With few exceptions, that's the entire album. Along with "When Love Is Young," the song "Make the Madness Stop" is evidence of songwriting talent. "Kites Are Fun"? It may have made Alex Wilder, writing many years later in the New York Times, "weep," but it will more likely lead you to roll your eyes or burst out laughing.

"Corneilus (Keigo Oyamada)," writing in 2003, tries to group them in with the Beach Boys and the Carpenters. That may be the first comparison of the Beach Boys and the Carpenters I'm aware of. The comparison is ill suited on every level; the Beach Boys were aiming for the kids, the Carpenters (a favorite band of Tricky Dick's) were parent-pleasing.

So is Free Design. You can picture a mother picking up a vinyl copy while taking the Singer in for repairs and saying to her teenage son (who carried the sewing machine into the store), "Why can't you be more like these kids? Look at them. They bathe, they have short hair. They're so clean cut!" And you know what, it was probably those moments more than sorry distribution (the album actually was distributed at Singer sewing machine stores) that killed any chances of success for this album.

"So you're saying avoid at all costs?"

No. It's a nice piece of fluff. They'd change up on later albums (adding a sister and losing a brother). I might try to note one or more of those albums in the future (maybe the pyschadelic children's album they did). In terms of this album, if you get the giddy rush you're supposed to when some big-budget, youth-geared film rolls the credits, you'll get a rush from this album.

My brother gave me this album. He'd just turned 13 and was being picked on for having it in his collection.
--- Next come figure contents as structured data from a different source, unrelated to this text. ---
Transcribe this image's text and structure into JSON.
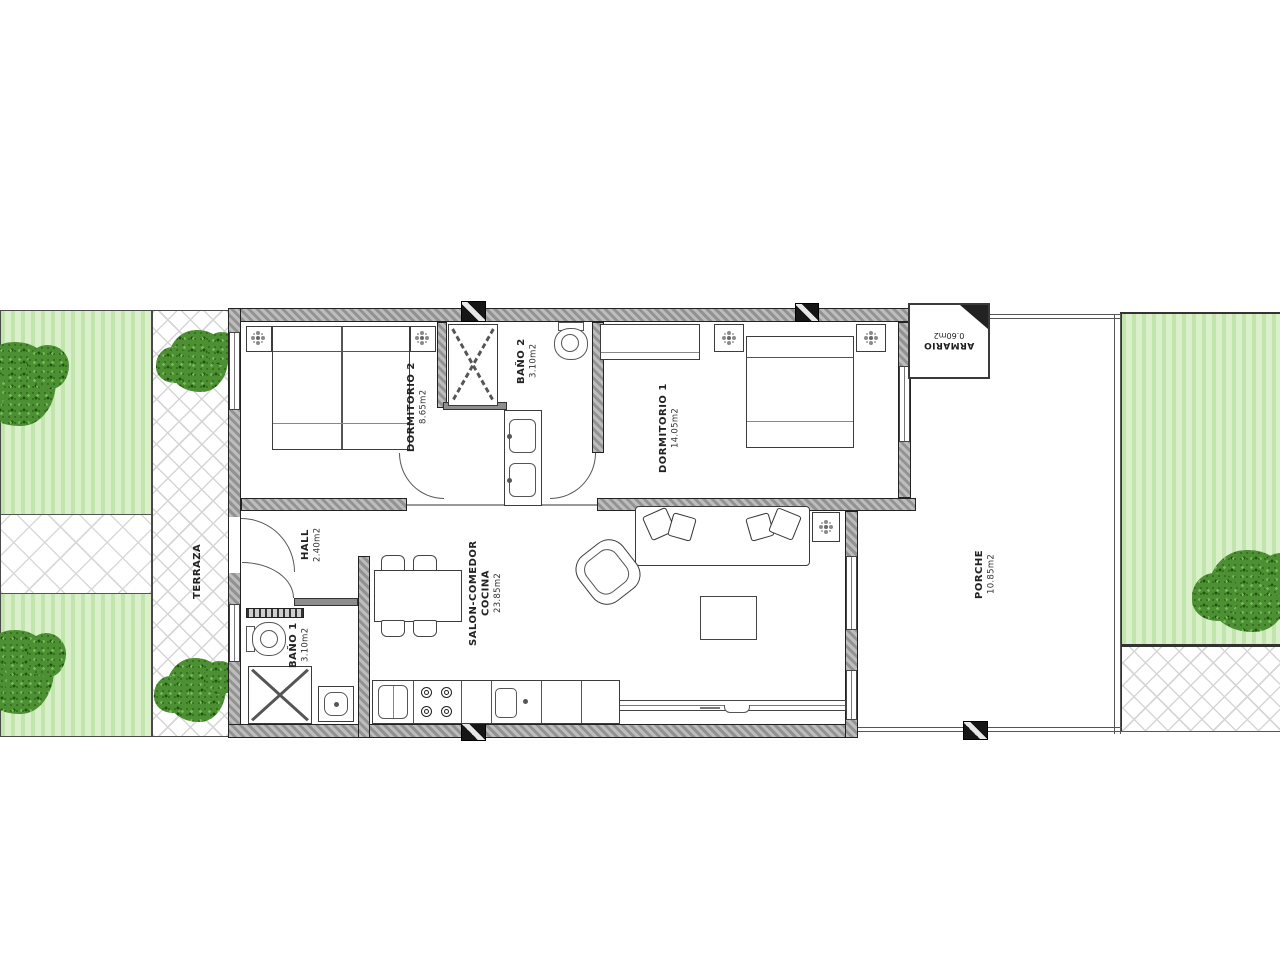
{
  "plan": {
    "terraza": {
      "name": "TERRAZA"
    },
    "rooms": {
      "dormitorio2": {
        "name": "DORMITORIO 2",
        "area": "8.65m2"
      },
      "bano2": {
        "name": "BAÑO 2",
        "area": "3.10m2"
      },
      "dormitorio1": {
        "name": "DORMITORIO 1",
        "area": "14.05m2"
      },
      "hall": {
        "name": "HALL",
        "area": "2.40m2"
      },
      "bano1": {
        "name": "BAÑO 1",
        "area": "3.10m2"
      },
      "salon": {
        "line1": "SALON-COMEDOR",
        "line2": "COCINA",
        "area": "23.85m2"
      },
      "porche": {
        "name": "PORCHE",
        "area": "10.85m2"
      },
      "armario": {
        "name": "ARMARIO",
        "area": "0.60m2"
      }
    },
    "colors": {
      "garden_light": "#daf0ca",
      "garden_dark": "#c2e4ad",
      "tree_green": "#4d9033",
      "wall_gray": "#a3a3a3",
      "hatch_gray": "#d6d6d6",
      "line_dark": "#444444"
    }
  }
}
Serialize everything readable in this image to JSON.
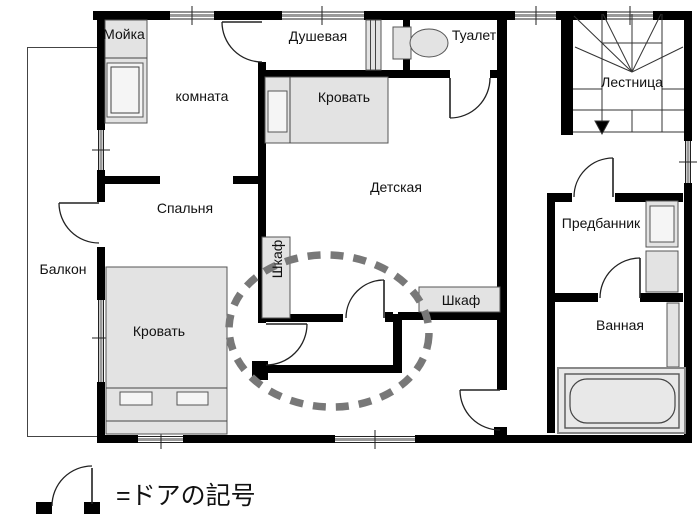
{
  "colors": {
    "wall": "#000000",
    "furniture": "#e3e3e3",
    "furniture-light": "#f5f5f5",
    "outline": "#444444",
    "highlight": "#787878",
    "text": "#111111",
    "bg": "#ffffff"
  },
  "rooms": {
    "balcony": "Балкон",
    "utility": "Мойка",
    "room": "комната",
    "shower": "Душевая",
    "toilet": "Туалет",
    "stairs": "Лестница",
    "nursery": "Детская",
    "bedroom": "Спальня",
    "anteroom": "Предбанник",
    "bathroom": "Ванная"
  },
  "furniture": {
    "bed_top": "Кровать",
    "bed_bottom": "Кровать",
    "wardrobe_left": "Шкаф",
    "wardrobe_right": "Шкаф"
  },
  "legend": {
    "label": "=ドアの記号"
  },
  "icons": {
    "door": "door-arc-symbol",
    "toilet": "toilet-top-view",
    "bathtub": "bathtub-top-view",
    "staircase": "staircase-with-down-arrow",
    "washing_machine": "washing-machine-top-view",
    "highlight": "dashed-ellipse-highlight"
  }
}
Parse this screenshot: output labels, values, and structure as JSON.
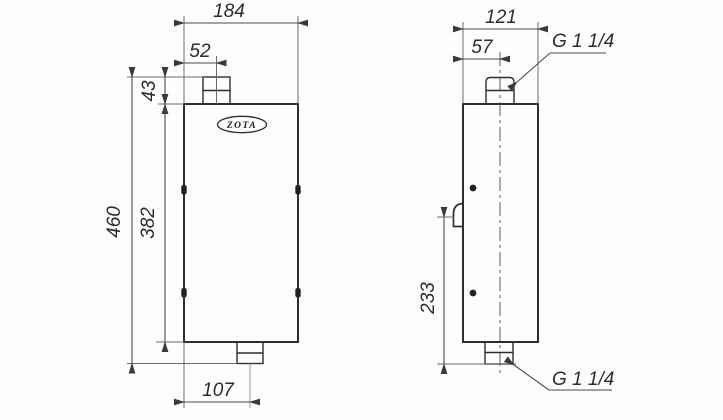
{
  "drawing": {
    "logo": "ZOTA",
    "colors": {
      "line": "#2e2e2e",
      "dimension": "#4c4c4c",
      "background": "#fdfdfd"
    },
    "front_view": {
      "width_total": "184",
      "top_pipe_offset": "52",
      "top_pipe_height": "43",
      "height_total": "460",
      "body_height": "382",
      "bottom_pipe_offset": "107"
    },
    "side_view": {
      "width_total": "121",
      "top_pipe_offset": "57",
      "bracket_to_bottom": "233",
      "top_connection_thread": "G 1 1/4",
      "bottom_connection_thread": "G 1 1/4"
    }
  }
}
I'll never forget his face as he handed it over and asked me to take good care of it. Reminded me of the face of my sister when she decided she was too old for Barbies. Kites Are Fun is a wonderful toy. You can have fun with it. It's just not art. No matter how hard the liner notes try to convince you otherwise.

In fact, dropping back to the general time period these notes were written in, what it reminds me of is all the children of stars that were attempting to become famous. Most didn't have the goods to (and faded into other work) but since they couldn't do anything but hype the supposed talent, the press would tell you about their "pedigree." The liner notes for the CD attempt to do the same. They try to convince you that this was just too good, too wonderful, too classically trained for success.

That's not reality. Which, if you think about it, makes the liner notes perfect for this CD release.